Showing no signs of slowing down, Gomes’ commitment to his bold approach was still glaringly evident following a collision against Aston Villa in 2015, in which the goalkeeper feared he’d broken his neck. “The first thing I did was move my legs to make sure everything was ok,” he later reflected. “[But] I will never give up on crosses, getting injured is always possible and that’s why I’ve had injuries.”
But question marks persisted over his Premier League capabilities.
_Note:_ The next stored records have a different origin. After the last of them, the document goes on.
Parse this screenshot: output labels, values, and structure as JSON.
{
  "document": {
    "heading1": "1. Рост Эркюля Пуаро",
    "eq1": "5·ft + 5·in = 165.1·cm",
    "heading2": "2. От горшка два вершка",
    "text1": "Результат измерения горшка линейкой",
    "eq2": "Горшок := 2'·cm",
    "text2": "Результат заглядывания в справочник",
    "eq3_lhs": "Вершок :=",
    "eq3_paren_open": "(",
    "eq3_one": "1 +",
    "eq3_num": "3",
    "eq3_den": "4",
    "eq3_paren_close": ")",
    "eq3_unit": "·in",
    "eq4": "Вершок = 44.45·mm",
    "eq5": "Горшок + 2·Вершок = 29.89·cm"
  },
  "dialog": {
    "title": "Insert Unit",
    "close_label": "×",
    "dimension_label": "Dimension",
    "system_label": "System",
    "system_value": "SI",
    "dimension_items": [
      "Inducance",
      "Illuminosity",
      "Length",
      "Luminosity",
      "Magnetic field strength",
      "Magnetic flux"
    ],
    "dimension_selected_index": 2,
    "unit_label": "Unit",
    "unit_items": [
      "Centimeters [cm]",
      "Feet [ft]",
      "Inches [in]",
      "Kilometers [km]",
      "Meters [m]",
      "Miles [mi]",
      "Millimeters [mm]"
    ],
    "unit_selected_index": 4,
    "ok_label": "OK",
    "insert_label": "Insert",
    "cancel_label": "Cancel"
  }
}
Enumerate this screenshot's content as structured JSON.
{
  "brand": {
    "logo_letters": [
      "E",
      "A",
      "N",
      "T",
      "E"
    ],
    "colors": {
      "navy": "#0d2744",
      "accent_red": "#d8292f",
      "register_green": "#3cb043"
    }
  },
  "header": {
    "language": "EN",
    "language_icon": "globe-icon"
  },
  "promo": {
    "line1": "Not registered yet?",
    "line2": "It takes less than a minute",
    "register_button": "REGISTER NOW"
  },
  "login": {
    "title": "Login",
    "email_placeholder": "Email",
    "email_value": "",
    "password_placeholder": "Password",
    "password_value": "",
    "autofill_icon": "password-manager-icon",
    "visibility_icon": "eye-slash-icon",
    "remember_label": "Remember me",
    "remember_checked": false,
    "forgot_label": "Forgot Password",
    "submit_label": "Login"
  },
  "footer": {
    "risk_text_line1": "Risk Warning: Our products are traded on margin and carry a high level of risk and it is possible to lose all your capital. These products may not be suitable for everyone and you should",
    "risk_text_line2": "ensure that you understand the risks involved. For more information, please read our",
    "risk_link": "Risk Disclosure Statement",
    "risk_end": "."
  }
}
Doing it in the second tier was one thing, but after failing so spectacularly to warm the net of a Champions League competitor, how could this eccentric jester possibly fare differently at a club destined to struggle at the other end of the table?
Emphatically repelling doubts, Gomes would play every minute as the Hornets finished a solid 13th, the bedrock of a club so synonymous with chopping and changing its personnel. “It’s like a new goalkeeper has stepped out of the shattered shell of the old one as he heads into the twilight of his career,” suggested the Mail’s Sam Cunningham after an impressive string of clean sheets in September. “He’s like a fine wine, just getting better with age,” chuckled captain Troy Deeney after a particularly outstanding display against Bournemouth in February.
Those wanting a true picture of Gomes’ impact that season need only look at Watford’s 2015/16 awards. Usually an occasion reserved for flattering a club’s prime creators and goalscorers, the Watford 2016 Awards Ceremony read:
Player of the Season – Heurelho Gomes
Players’ Player of the Season – Heurelho Gomes
Individual Performance of the Season – Heurelho Gomes [saving not one, but two penalties in a 1-0 win against West Bromwich Albion].
No longer is the name Heurelho Gomes associated with buffoonery and gaffes. His transformation in the eyes of the media is perhaps best summarised by the Independent’s Jack Pitt-Brooke: “No one in English football has a bad word to say about Heurelho Gomes. Along with Troy Deeney, Gomes has been a pillar of the Pozzo era.”
After helping Watford thrive as a stable Premier League outfit during the 2016/17 and 2017/18 campaigns, the Gomes of today takes a backseat role, letting Ben Foster star in the league whilst he performs equally in cup competitions. His efforts in this season’s run to the FA Cup final marks his greatest accomplishment to date on these shores.
Despite the loss, it’s fair to say that the past five years have seen Heurelho Gomes salvage his reputation in England. Through an unyielding belief in his own unique ability and methods, he’s shown emphatically that there remains room for a hint of madness in the Premier League’s modern goalkeeper. Perhaps his Spurs bloopers will forever be the staple for any ‘dodgy keeper’ YouTube compilation video, but with his gangly arms and big heart, the octopus will never be forgotten by those who have cherished him.